🤖 AI Summary
To mitigate catastrophic forgetting in continual learning for 3D point clouds, this paper proposes CL3D—the first framework to introduce spectral clustering into exemplar selection. It jointly selects class-representative prototypes across three spaces—raw coordinates, local (1024-D) geometric features, and global semantic features—using a geometry-aware, differentiable non-Euclidean distance metric. By integrating multi-scale geometric structural information, CL3D significantly enhances prototype discriminability and compactness. On ModelNet40 and ShapeNet, it achieves state-of-the-art accuracy while reducing memory overhead to 50% of baseline methods; on ScanNet, it improves accuracy by 4.1% with only 28% memory consumption. Key contributions are: (i) the first spectral-clustering-based prototype selection mechanism for 3D continual learning; (ii) a differentiable, geometry-aware distance modeling tailored to point cloud characteristics; and (iii) a lightweight, multi-space feature-coordinated rehearsal strategy.
📝 Abstract
We introduce a novel framework for Continual Learning in 3D object classification. Our approach, CL3D, is based on the selection of prototypes from each class using spectral clustering. For non-Euclidean data such as point clouds, spectral clustering can be employed as long as one can define a distance measure between pairs of samples.
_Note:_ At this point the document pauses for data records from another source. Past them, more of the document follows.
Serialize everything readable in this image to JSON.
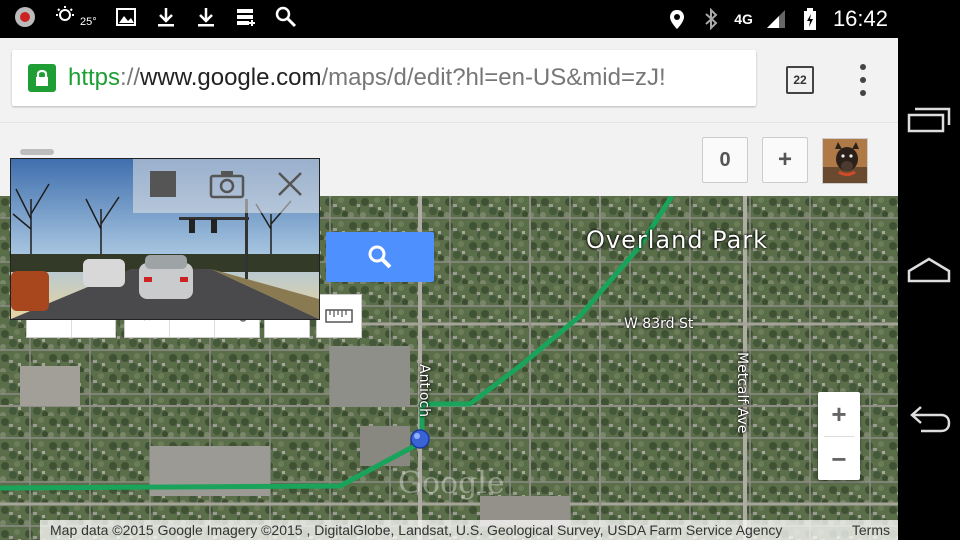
{
  "status_bar": {
    "temperature": "25°",
    "network": "4G",
    "time": "16:42"
  },
  "browser": {
    "url": {
      "scheme": "https",
      "separator": "://",
      "host": "www.google.com",
      "path": "/maps/d/edit?hl=en-US&mid=zJ!"
    },
    "tab_count": "22"
  },
  "map_toolbar": {
    "count_button": "0",
    "add_button": "+"
  },
  "map": {
    "place_label": "Overland Park",
    "street_labels": {
      "w83rd": "W 83rd St",
      "antioch": "Antioch",
      "metcalf": "Metcalf Ave"
    },
    "watermark": "Google",
    "zoom_in": "+",
    "zoom_out": "−",
    "attribution": "Map data ©2015 Google Imagery ©2015 , DigitalGlobe, Landsat, U.S. Geological Survey, USDA Farm Service Agency",
    "terms": "Terms",
    "route_color": "#1aa35a",
    "marker_color": "#3a63d6",
    "search_color": "#4d90fe"
  }
}
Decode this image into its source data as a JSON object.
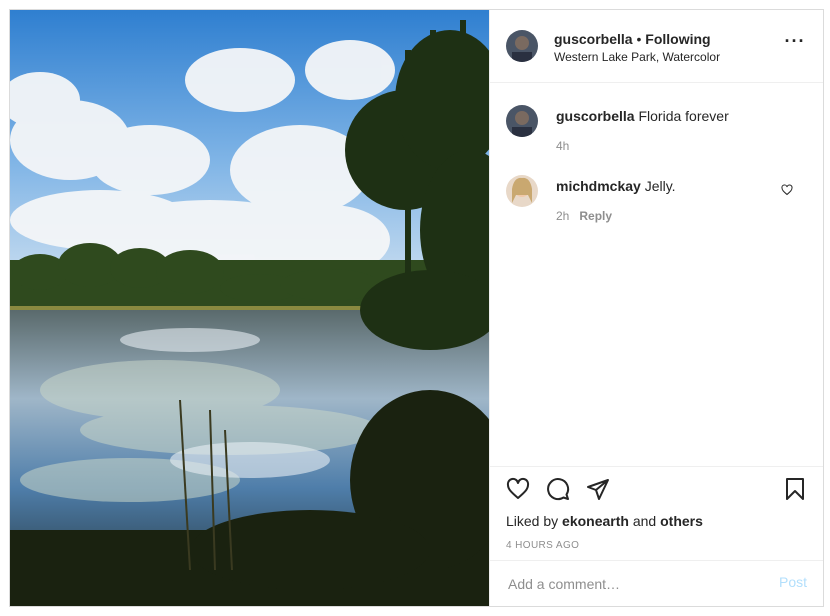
{
  "post": {
    "username": "guscorbella",
    "separator": " • ",
    "follow_status": "Following",
    "location": "Western Lake Park, Watercolor",
    "more_icon": "more-horizontal-icon",
    "photo_alt": "photo"
  },
  "comments": [
    {
      "username": "guscorbella",
      "text": " Florida forever",
      "time": "4h"
    },
    {
      "username": "michdmckay",
      "text": " Jelly.",
      "time": "2h",
      "reply_label": "Reply"
    }
  ],
  "actions": {
    "like_icon": "heart-icon",
    "comment_icon": "comment-icon",
    "share_icon": "send-icon",
    "save_icon": "bookmark-icon"
  },
  "likes": {
    "prefix": "Liked by ",
    "user": "ekonearth",
    "middle": " and ",
    "others": "others"
  },
  "timestamp": "4 HOURS AGO",
  "add_comment": {
    "placeholder": "Add a comment…",
    "post_label": "Post"
  },
  "colors": {
    "post_disabled": "#b2dffc",
    "meta_gray": "#8e8e8e",
    "border": "#dbdbdb"
  }
}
Choosing the appropriate distance measure enables us to leverage 3D geometric characteristics to identify representative prototypes for each class. We explore the effectiveness of clustering in the input space (3D points), local feature space (1024-dimensional points), and global feature space. We conduct experiments on the ModelNet40, ShapeNet, and ScanNet datasets, achieving state-of-the-art accuracy exclusively through the use of input space features. By leveraging the combined input, local, and global features, we have improved the state-of-the-art on ModelNet and ShapeNet, utilizing nearly half the memory used by competing approaches. For the challenging ScanNet dataset, our method enhances accuracy by 4.1% while consuming just 28% of the memory used by our competitors, demonstrating the scalability of our approach.